After more than three years of steadfastly denying the increased enrollment of foreign and out-of-state students could endanger the very California identity of the University of California, it’s stunning and encouraging to see the 10-campus system do an about face.
The switch came late last month, when UC regents voted overwhelmingly for a plan to increase in-state enrollment at the elite university system by 10,000 in-staters before the 2018-19 school year. The increase will come in increments of 5,000 next fall and 2,500 students each of the next two academic years.
Approval of this change proposed by university President Janet Napolitano was a tacit admission that critics who wondered whether UC’s character might be permanently altered could be right. There’s no doubt about the big changes that have occurred or about the financial difficulties behind them.
Where the university had only about 5 percent foreign and out-of-state undergraduate enrollment 12 years ago, by this fall that figure had risen to 21 percent. Even more worrisome to many parents of California high school graduates with top grades was the fact that well over 30 percent of the admission offers sent out by UC last spring went to non-Californians. This included 45 percent of all offers to attend UC Berkeley, 42 percent for UCLA and 35 percent at UC Davis.
The university tried to explain this away by noting it has longstanding records of how many admission offers are accepted by out-of-state and foreign students and that these assured that new non-California enrollees this fall would not number anywhere near 30 percent.
And they didn’t, as the overall 21 percent figure demonstrates.

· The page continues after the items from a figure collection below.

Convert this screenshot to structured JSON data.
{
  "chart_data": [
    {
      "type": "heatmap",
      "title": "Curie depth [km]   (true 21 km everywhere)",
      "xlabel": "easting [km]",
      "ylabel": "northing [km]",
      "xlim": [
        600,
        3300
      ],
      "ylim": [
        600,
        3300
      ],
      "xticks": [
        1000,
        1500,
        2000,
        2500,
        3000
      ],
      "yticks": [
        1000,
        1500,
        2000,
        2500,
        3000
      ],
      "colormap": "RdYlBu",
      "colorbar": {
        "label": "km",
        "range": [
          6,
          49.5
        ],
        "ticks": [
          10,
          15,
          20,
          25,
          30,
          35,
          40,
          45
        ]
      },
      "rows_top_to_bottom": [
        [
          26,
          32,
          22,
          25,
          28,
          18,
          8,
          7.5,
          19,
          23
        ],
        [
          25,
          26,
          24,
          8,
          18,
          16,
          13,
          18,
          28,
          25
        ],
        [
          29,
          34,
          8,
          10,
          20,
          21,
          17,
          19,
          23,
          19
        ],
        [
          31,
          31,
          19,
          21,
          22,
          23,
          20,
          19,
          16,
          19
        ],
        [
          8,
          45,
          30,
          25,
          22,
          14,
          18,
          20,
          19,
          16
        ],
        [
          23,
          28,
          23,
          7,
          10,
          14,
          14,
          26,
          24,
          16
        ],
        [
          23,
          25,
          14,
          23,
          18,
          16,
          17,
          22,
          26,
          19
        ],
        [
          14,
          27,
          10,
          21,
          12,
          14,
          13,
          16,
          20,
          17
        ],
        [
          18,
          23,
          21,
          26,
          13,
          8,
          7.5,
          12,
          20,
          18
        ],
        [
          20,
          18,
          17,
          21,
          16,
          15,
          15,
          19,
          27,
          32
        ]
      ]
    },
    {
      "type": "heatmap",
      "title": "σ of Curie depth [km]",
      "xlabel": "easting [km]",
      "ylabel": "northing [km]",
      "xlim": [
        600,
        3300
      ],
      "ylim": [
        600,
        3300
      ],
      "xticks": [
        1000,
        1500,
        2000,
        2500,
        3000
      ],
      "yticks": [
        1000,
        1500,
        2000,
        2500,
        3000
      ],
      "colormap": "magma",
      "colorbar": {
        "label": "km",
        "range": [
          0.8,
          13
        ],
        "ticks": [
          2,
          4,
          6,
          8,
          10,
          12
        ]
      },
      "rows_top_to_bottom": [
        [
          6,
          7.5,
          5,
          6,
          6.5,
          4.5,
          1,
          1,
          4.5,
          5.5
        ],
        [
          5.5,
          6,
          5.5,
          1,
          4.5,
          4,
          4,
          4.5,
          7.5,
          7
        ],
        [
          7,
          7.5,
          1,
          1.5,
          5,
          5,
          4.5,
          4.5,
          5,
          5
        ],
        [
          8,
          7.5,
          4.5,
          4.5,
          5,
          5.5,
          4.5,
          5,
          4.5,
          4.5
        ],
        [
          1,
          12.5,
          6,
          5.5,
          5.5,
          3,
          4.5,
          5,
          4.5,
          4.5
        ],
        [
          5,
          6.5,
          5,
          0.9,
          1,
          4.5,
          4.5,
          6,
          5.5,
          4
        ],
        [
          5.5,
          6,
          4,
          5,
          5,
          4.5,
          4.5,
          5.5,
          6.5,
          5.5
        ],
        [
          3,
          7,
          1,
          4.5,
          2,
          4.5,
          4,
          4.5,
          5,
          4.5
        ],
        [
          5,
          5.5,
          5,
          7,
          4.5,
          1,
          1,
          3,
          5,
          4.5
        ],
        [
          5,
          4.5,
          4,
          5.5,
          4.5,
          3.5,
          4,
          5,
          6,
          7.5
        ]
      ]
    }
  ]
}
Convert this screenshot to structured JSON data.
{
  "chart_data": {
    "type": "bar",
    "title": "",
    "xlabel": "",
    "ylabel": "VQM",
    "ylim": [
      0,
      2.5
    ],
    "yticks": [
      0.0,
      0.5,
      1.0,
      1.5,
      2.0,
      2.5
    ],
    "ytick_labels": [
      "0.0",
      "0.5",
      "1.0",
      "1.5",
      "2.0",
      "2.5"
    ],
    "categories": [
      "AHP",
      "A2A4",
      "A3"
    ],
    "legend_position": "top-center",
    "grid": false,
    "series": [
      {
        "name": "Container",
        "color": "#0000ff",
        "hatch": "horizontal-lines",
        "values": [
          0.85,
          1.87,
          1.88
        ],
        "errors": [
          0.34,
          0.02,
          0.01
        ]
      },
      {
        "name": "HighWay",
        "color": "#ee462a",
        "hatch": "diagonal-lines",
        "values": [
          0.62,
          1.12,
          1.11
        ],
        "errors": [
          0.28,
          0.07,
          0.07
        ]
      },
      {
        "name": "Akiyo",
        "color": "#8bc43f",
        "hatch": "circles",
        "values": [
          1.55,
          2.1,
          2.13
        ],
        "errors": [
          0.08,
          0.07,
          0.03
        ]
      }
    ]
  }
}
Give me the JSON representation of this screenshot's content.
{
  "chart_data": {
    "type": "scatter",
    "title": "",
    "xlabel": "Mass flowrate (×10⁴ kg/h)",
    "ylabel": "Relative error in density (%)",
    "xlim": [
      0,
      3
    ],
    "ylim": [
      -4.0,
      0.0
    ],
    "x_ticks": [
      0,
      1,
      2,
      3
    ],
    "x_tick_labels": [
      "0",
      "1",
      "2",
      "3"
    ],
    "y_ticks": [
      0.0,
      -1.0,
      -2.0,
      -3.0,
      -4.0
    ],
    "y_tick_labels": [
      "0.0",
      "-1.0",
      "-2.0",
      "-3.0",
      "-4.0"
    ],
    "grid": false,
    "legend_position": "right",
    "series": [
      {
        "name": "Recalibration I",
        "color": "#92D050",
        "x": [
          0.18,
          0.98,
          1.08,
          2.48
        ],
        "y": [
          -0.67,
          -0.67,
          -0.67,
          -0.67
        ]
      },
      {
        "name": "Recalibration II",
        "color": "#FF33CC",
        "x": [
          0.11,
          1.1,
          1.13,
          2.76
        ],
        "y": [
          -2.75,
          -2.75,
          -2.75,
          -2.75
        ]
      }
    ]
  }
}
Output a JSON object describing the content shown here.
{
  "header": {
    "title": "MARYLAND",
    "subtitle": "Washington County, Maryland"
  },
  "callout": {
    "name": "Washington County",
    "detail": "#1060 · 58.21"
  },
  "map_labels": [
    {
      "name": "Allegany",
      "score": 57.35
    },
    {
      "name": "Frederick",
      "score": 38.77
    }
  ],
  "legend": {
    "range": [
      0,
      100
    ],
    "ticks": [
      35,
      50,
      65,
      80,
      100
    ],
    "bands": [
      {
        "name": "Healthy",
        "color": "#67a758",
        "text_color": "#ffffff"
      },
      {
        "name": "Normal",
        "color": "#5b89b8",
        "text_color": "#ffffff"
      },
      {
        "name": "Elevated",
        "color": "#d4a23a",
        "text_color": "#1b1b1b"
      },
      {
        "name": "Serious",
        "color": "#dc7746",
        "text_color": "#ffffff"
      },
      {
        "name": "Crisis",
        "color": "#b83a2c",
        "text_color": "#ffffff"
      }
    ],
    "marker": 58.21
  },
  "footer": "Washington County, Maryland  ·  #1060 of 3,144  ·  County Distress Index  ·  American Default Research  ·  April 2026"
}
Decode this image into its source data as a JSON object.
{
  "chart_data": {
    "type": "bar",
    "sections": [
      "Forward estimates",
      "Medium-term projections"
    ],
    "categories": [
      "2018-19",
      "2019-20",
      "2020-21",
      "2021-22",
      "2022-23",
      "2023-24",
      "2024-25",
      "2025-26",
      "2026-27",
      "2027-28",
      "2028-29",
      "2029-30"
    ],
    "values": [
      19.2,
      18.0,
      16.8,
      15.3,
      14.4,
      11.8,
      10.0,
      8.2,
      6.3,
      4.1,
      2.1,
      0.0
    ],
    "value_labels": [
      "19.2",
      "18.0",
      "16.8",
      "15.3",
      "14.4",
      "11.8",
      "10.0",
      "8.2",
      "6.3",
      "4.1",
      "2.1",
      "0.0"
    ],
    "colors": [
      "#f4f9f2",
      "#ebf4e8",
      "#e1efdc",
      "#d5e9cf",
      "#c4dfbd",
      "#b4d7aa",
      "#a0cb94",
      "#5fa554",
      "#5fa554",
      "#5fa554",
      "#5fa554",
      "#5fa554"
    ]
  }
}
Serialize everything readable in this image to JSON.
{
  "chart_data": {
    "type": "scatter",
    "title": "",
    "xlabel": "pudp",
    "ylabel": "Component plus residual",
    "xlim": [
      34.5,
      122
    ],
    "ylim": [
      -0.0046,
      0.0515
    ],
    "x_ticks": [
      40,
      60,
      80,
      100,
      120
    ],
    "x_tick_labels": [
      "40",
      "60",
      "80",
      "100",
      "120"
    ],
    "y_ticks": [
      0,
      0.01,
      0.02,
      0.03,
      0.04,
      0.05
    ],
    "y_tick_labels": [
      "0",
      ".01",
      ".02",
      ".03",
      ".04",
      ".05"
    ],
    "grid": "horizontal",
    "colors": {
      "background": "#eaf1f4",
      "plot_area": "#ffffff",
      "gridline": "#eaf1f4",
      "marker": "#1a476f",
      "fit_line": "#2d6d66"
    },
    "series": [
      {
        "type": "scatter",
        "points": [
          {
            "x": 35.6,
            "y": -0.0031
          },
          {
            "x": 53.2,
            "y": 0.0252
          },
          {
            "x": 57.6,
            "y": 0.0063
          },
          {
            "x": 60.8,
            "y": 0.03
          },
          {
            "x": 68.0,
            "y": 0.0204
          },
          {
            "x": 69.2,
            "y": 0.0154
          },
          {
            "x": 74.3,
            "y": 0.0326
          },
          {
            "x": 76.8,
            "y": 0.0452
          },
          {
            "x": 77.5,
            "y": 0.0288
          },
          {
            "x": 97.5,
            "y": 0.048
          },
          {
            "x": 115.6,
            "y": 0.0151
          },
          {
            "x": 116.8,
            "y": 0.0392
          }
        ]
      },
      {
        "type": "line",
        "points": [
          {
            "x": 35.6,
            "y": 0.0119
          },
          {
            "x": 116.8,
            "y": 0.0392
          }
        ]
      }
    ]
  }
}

By all accounts, the large non-California contingent is a response from Napolitano and her immediate predecessors to funding cuts the university endured under several recent governors. Out-of-state students pay just over $24,000 per year more in tuition than state residents. This gleans hundreds of millions of dollars yearly, making up for much of what the state no longer provides.
But over the last two years, legislators began hearing complaints from constituents about all this. They responded by tossing UC an extra $25 million in the current budget, earmarked for increasing the number of in-state undergraduates by 5,000 no later than next fall.
Napolitano agreed to that, even though the $25 million would cover only about half the cost for those additional students. The university promised to seek more money in the next two budgets for yet another 5,000 California students.
Any shortfall can be made up with just a relative few out-of-staters, thus holding pretty steady the percentage of non-Californians enrolled. The university now says it will increase the actual number of out-of-staters, but slow their rate of increase in order to keep percentages steady. Tuition for the non-Californians will rise, too, even as in-state tuition remains frozen at $12,200 at least until the fall of 2017. Other money for new California students will come via reductions in loans and scholarships for new enrollees from out of state.
No one is saying which campuses the new California students will attend, but it’s a safe bet the vast majority will not wind up at high-demand campuses like Berkeley, UCLA, Davis and San Diego. Still, Napolitano assured the regents that all those campuses nevertheless will get significant numbers of the new students.
The upshot of all this is that the outrage of California parents who watched their children meet every requirement for UC admission – and still not get in – has produced results.
It’s one of the rare times in recent memory that both legislators and other top state officials actually listened to their constituents. Maybe some other so-called public servants watching this happen will also learn a little responsiveness.